Desde que minha família foi obrigada a mudar de religião e frequentar os cultos evangélicos na comunidade, entrei numa espécie de masmorra emocional.

Na escola, erámos submetidos à disciplina de educação religiosa, mas o meu professor era adepto da laicidade e nos ensinava a valorizar as nossas raízes afro-brasileiras, mas foi expulso e nunca mais soubemos dele. Sempre tive dificuldade em entender que Deus pai e Deus filho são apenas um, que o filho é consubstancial ao seu pai e o pai é consubstancial ao seu filho. 

Sou de uma família de seis irmãos. Rebelde à disciplina imposta por um pai alcoólatra, era punida sempre que retornava da casa de Pai Joaquim de Aruanda. Da última vez que tentou me violentar, lanhei o rosto dele e deixei lascas de unhas vermelhas nas cavidades rugosas de seu rosto.  “Ovelha negra, possuída pelo diabo”, diziam.  Fui parar nas mãos de um pastor evangélico. O virtuoso neopentecostal, desejoso de obter êxito na conversão religiosa, satisfeito de poder facilitar a nova discípula todo aquele mistério que um dia poderia me fazer uma mulher de bem, pôs em prática um procedimento para clarear as minhas dúvidas. 

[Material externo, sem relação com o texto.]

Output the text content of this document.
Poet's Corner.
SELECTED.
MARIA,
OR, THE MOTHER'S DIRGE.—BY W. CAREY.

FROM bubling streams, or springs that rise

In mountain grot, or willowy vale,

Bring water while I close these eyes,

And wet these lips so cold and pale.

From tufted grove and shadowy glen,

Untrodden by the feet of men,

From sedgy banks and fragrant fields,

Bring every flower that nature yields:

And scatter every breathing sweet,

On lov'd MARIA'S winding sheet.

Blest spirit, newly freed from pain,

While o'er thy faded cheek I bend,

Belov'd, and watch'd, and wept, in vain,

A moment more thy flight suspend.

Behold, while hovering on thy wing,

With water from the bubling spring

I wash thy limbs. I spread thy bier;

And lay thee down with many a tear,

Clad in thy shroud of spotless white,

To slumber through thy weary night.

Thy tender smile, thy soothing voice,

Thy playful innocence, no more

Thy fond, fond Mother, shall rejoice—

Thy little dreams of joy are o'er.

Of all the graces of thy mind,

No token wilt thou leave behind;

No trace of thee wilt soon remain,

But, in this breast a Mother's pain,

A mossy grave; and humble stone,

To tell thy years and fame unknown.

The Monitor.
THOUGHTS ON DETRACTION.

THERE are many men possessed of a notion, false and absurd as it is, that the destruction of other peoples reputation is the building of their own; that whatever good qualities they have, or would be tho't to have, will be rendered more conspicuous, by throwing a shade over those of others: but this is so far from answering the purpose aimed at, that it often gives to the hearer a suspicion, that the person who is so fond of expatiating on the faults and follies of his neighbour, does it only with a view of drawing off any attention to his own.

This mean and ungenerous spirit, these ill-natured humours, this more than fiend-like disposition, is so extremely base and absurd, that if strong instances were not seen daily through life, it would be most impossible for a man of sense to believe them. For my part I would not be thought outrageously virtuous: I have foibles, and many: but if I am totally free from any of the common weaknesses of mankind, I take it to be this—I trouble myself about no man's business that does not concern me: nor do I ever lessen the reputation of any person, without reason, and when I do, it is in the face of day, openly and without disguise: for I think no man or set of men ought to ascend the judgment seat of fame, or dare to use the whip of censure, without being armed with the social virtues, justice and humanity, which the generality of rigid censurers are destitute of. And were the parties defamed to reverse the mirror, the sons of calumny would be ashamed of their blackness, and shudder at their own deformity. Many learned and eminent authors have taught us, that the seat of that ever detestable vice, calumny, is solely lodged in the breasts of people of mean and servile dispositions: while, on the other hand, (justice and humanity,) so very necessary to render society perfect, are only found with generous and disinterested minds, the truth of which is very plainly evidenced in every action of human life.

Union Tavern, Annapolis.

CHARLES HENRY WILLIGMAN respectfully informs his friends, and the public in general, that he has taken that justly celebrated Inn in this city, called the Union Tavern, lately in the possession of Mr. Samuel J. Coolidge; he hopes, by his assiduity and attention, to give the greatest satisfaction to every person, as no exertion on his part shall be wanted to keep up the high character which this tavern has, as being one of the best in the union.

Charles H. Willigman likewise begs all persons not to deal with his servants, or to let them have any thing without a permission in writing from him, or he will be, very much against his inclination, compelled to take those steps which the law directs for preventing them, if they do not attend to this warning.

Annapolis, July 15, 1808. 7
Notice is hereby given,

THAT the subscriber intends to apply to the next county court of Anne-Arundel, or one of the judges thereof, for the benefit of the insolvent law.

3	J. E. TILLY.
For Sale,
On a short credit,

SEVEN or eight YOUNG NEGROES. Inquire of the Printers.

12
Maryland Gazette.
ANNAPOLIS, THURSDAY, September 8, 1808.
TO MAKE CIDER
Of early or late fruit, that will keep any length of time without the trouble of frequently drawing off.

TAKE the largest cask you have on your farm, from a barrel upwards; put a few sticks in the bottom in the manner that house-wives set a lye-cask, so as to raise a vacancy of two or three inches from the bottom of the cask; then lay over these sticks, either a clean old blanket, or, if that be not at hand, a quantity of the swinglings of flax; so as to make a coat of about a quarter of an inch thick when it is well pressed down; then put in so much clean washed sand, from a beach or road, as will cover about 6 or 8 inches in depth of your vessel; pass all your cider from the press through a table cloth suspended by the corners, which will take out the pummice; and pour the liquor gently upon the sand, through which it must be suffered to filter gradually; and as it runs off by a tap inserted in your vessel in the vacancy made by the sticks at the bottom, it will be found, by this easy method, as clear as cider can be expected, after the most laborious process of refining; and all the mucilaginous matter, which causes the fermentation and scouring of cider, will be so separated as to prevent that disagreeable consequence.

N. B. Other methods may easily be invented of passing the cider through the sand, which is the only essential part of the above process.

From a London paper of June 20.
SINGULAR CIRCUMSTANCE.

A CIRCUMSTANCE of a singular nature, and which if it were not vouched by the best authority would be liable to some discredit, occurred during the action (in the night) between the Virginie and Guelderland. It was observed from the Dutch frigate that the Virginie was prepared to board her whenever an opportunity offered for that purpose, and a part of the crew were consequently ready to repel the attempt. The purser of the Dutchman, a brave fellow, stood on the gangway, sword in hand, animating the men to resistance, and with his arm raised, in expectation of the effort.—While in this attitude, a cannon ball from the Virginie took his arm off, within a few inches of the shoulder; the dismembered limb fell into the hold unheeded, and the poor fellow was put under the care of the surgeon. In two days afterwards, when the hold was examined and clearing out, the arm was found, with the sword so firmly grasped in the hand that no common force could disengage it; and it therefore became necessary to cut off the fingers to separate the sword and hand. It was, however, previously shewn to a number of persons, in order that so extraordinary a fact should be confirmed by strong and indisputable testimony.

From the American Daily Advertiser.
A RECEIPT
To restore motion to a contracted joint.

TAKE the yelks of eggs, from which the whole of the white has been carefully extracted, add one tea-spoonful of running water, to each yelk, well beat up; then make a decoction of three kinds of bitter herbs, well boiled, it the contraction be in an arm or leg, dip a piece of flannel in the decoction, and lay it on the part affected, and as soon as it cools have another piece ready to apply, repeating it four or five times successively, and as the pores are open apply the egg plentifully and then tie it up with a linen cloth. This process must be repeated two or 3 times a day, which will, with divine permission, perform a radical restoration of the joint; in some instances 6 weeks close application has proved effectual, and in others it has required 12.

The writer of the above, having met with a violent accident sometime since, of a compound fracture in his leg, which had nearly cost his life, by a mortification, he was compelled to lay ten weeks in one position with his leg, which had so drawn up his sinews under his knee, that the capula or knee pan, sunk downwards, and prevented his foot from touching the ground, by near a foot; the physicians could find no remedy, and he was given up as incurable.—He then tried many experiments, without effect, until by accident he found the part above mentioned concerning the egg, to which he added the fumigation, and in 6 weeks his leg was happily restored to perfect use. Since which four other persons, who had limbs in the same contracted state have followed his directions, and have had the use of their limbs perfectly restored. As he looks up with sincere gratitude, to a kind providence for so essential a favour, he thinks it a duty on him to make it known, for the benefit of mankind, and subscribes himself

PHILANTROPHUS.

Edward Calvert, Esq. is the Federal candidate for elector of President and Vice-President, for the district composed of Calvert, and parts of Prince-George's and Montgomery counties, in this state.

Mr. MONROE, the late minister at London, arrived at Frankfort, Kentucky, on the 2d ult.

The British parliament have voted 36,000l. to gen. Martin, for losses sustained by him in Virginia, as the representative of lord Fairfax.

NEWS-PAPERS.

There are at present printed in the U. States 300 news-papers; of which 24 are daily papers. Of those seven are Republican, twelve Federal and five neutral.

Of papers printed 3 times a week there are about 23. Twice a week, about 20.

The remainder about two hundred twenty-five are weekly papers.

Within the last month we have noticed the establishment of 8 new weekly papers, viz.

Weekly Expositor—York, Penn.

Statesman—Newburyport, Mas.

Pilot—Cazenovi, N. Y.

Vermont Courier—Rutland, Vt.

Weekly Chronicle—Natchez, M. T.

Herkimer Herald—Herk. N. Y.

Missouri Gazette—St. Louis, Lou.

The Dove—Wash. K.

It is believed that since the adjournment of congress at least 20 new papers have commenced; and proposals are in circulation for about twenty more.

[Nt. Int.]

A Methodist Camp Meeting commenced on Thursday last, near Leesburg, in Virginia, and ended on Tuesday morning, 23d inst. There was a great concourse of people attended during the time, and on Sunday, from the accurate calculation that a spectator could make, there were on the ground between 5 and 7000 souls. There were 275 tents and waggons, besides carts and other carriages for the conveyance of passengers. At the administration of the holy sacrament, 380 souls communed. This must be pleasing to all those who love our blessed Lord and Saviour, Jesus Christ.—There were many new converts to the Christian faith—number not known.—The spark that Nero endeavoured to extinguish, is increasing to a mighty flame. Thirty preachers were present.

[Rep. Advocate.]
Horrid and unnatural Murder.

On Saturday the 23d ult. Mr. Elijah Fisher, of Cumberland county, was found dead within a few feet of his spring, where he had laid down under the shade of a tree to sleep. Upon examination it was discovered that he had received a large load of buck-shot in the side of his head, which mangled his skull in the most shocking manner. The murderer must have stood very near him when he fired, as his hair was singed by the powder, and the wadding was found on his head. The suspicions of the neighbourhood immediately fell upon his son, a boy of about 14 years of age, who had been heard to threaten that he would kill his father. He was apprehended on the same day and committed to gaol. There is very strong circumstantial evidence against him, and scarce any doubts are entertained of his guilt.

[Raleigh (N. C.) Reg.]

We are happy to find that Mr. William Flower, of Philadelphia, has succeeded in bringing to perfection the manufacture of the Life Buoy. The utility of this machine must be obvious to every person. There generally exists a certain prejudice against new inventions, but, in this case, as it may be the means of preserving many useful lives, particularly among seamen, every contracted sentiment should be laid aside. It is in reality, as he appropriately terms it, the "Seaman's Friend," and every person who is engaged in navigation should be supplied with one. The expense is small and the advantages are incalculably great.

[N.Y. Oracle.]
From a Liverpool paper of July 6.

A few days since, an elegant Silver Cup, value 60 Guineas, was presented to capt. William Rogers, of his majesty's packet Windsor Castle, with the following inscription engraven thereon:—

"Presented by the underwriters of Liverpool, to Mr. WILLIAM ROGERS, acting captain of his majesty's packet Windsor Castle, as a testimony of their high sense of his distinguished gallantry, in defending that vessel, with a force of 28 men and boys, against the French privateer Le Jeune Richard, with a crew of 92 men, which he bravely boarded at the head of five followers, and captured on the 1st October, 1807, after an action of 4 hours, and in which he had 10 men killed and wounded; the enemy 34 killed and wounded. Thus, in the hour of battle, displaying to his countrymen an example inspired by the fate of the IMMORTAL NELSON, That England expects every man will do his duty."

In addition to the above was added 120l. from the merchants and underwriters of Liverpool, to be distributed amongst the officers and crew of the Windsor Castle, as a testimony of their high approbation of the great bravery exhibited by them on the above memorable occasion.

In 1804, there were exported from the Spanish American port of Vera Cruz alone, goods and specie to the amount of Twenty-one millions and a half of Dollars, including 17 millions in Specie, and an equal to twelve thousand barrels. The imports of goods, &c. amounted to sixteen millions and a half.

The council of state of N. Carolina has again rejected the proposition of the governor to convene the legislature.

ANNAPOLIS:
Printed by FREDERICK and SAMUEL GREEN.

Num quarto com cheiro de bebida, tabaco e O Velho Evangelho sobre um chicote de couro disposto num criado mudo, o homem estava disposto a me comprovar a existência da misteriosa Santa Trindade. Após me imobilizar com o chicote, fui estuprada por ele.  Agarrando raivosamente meu corpo, lembrei também da lascívia e do bafo pachorrento do meu pai.

O bêbado estuprador adormecido me ensinou tudo de uma vez sobre o mistério da Trindade.

Num gesto de gratidão, levantei recalcitrante, flagelada,  e com ajuda de meus olhos de Társios derramei todo o álcool das garrafas e mais aquele  a 70º, usado para assepsiar nossas feridas. Acendi o isqueiro nas franjas da igreja do diabo e fui embora.

A ardência das  labaredas não se compara ao pôr do sol na minha face de Xangô, mesmo aqui onde a liberdade não me alcança.